I.                   Contexte

[2]               Entre 2008 et 2010, Monsieur Rosenberg et d’autres personnes morales liées ont fait l’objet d’une vérification de la part de l’ARC relativement aux années fiscales 2006 et 2007. La vérification était principalement reliée à des opérations de straddling (ou straddle loss) en relation avec « Mazel Partnership ». Dans le cadre de cette vérification, Monsieur Rosenberg a fourni à l’ARC plusieurs documents et renseignements. À l’issue de la vérification, une entente est intervenue entre l’ARC et Monsieur Rosenberg en date du 19 février 2010 (l’Entente).
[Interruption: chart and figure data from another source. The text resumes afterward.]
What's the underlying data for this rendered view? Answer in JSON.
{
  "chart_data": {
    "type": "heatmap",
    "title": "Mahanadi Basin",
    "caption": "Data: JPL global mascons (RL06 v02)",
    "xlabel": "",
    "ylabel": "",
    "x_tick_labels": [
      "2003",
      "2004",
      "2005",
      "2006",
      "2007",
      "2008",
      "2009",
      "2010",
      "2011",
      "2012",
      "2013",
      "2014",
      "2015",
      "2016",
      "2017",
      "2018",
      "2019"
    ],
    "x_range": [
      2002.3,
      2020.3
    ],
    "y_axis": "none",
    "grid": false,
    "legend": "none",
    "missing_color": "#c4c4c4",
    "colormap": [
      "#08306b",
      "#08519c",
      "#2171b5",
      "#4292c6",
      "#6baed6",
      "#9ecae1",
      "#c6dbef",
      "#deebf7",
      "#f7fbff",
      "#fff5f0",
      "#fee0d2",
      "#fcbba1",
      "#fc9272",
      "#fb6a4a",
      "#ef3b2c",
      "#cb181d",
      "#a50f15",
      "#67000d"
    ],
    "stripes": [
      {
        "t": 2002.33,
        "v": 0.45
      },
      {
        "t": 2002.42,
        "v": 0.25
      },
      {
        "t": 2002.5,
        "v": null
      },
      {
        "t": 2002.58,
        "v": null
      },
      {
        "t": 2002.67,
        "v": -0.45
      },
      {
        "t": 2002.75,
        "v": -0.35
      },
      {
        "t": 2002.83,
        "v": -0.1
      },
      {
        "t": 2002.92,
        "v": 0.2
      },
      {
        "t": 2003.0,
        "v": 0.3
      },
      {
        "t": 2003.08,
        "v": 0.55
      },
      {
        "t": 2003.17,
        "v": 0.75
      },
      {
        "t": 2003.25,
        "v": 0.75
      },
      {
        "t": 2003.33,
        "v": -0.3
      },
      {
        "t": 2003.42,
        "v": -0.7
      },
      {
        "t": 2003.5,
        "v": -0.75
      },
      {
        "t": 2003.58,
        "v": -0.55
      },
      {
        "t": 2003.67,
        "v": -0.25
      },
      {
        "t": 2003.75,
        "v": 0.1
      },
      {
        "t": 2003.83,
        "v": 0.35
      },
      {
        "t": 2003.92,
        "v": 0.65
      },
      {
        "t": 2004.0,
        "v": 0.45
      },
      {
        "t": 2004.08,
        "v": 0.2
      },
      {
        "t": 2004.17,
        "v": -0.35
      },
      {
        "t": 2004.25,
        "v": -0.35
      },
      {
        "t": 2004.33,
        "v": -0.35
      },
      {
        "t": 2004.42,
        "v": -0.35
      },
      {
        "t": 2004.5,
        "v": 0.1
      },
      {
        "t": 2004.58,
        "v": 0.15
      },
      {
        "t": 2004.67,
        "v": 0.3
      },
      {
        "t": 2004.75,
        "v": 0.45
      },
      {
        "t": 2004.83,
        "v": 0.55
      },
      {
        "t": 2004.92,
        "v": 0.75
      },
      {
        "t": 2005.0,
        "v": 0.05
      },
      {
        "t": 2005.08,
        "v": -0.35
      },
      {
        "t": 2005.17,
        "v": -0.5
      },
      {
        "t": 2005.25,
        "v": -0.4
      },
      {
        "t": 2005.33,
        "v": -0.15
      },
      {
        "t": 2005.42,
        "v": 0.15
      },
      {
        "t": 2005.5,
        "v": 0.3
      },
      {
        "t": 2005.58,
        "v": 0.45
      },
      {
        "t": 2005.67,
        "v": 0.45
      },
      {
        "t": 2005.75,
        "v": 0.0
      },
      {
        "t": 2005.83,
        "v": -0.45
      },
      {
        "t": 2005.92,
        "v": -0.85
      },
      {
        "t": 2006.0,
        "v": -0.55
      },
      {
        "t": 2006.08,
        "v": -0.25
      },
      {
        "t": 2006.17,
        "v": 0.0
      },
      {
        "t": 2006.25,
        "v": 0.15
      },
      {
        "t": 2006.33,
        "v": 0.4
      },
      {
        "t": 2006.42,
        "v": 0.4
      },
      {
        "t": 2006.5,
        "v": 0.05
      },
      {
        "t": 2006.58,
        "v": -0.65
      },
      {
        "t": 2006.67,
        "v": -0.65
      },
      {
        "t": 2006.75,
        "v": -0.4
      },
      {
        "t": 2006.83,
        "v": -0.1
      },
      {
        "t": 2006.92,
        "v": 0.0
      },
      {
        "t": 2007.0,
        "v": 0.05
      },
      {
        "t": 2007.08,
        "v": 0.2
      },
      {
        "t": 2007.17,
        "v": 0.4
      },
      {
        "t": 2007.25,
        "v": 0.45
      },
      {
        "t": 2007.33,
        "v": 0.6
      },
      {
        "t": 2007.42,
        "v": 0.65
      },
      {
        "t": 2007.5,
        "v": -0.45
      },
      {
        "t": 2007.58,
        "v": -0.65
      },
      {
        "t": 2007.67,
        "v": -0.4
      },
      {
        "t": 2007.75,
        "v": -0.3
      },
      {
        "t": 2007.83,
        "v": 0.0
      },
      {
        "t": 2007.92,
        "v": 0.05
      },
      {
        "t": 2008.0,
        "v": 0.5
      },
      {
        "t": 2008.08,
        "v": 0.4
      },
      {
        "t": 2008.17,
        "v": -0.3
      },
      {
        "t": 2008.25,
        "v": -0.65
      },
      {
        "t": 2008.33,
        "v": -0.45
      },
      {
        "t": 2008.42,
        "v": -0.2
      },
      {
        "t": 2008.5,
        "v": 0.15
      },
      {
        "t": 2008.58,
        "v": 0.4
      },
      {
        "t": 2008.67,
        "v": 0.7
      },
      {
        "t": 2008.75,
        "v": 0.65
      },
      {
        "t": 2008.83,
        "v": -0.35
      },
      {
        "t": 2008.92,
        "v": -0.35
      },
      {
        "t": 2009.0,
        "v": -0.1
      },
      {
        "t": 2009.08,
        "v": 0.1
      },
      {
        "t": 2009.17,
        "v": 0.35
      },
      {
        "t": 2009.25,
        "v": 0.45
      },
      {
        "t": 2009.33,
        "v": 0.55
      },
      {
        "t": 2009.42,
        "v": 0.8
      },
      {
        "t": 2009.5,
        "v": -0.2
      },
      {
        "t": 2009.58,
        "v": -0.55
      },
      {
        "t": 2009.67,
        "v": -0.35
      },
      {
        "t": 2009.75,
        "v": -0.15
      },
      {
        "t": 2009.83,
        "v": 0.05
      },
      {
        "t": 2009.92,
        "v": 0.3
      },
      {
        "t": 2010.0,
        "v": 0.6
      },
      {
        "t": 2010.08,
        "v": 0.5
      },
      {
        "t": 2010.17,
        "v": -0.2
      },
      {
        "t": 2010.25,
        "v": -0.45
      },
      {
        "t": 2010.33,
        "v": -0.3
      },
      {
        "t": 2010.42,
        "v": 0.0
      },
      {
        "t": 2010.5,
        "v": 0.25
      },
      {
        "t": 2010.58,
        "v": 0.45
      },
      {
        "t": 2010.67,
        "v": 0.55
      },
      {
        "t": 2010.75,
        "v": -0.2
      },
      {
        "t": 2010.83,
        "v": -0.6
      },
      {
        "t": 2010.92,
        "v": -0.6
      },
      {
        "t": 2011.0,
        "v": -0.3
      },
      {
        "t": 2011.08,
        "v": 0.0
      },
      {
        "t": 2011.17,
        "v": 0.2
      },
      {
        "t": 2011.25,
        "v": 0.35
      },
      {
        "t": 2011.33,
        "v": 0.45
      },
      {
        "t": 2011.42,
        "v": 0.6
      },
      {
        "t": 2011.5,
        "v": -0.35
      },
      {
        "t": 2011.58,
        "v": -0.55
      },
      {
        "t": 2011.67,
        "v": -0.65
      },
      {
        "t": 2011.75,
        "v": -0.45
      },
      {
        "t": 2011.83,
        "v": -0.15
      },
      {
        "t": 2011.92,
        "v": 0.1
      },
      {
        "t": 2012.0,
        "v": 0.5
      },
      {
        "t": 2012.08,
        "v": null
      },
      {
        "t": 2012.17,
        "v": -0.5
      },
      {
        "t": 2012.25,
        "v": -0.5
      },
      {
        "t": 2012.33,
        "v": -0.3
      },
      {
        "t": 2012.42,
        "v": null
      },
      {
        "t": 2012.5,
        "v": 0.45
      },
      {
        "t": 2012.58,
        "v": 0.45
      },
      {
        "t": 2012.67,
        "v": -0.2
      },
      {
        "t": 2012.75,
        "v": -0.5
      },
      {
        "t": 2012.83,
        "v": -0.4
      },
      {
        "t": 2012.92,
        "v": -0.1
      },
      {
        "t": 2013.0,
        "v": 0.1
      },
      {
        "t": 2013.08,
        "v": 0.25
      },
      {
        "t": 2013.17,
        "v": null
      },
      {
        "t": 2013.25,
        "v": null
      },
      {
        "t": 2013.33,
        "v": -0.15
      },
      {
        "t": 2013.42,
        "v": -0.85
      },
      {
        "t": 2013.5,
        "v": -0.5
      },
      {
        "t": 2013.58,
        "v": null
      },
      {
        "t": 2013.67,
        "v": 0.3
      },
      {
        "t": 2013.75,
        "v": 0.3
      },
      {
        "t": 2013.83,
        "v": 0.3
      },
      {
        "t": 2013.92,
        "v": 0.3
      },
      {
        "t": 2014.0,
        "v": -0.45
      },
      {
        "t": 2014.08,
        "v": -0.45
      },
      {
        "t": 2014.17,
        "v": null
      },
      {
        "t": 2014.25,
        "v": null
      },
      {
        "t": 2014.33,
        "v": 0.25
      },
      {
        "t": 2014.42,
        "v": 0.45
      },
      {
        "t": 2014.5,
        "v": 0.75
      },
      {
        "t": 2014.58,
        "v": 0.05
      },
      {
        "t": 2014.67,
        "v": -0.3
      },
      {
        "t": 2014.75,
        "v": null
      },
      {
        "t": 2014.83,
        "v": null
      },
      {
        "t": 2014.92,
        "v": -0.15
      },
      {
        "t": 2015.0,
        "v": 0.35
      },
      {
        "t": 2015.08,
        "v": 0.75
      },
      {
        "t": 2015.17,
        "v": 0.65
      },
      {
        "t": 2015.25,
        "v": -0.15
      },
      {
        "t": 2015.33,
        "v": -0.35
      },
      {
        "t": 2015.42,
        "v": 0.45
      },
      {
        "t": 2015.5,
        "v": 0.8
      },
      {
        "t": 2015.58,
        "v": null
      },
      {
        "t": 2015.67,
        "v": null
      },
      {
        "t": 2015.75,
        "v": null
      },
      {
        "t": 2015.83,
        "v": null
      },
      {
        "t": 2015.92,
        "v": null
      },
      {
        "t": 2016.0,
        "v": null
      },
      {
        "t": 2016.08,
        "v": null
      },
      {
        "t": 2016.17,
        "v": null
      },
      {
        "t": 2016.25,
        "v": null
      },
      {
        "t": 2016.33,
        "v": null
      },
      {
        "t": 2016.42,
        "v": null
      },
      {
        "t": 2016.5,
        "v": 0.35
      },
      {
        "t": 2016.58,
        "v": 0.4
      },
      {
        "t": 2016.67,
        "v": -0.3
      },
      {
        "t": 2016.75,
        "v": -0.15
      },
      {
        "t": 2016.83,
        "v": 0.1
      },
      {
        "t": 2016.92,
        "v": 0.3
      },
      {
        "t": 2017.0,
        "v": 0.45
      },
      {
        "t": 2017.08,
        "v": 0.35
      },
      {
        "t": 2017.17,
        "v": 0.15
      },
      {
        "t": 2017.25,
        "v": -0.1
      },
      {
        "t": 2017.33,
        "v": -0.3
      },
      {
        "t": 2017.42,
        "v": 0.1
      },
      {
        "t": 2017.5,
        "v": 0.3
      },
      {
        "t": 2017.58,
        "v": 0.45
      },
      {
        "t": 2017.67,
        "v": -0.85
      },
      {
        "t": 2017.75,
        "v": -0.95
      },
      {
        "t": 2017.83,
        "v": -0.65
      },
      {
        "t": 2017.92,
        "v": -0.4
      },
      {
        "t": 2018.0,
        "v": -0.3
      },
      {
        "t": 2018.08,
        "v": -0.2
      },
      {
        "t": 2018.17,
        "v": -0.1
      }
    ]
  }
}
[3]               Le 7 janvier 2013, dans le cadre d’une autre vérification, l’ARC a envoyé à Monsieur Rosenberg la demande de renseignements qu’elle a fondée sur l’article 231.1 de la LIR. Les documents et renseignements recherchés concernaient les opérations ayant fait l’objet de la vérification menée par l’ARC entre 2008 et 2010, soit les opérations de straddling auxquelles Monsieur Rosenberg a participé pour les années d’imposition de 2006 et 2007. Monsieur Rosenberg estime que l’Entente, qu’il qualifie de transaction, est opposable à la Ministre, qu’elle mettait un terme définitif à tout différend concernant l’impôt qu’il devait payer pour les années 2006 et 2007, et qu’elle empêche la Ministre de se prévaloir de ses pouvoirs en vertu de l’article 231.1 de la LIR aux fins de procéder à une nouvelle vérification des opérations visées par l’Entente et qui pourrait mener à une nouvelle cotisation pour ces années d’imposition.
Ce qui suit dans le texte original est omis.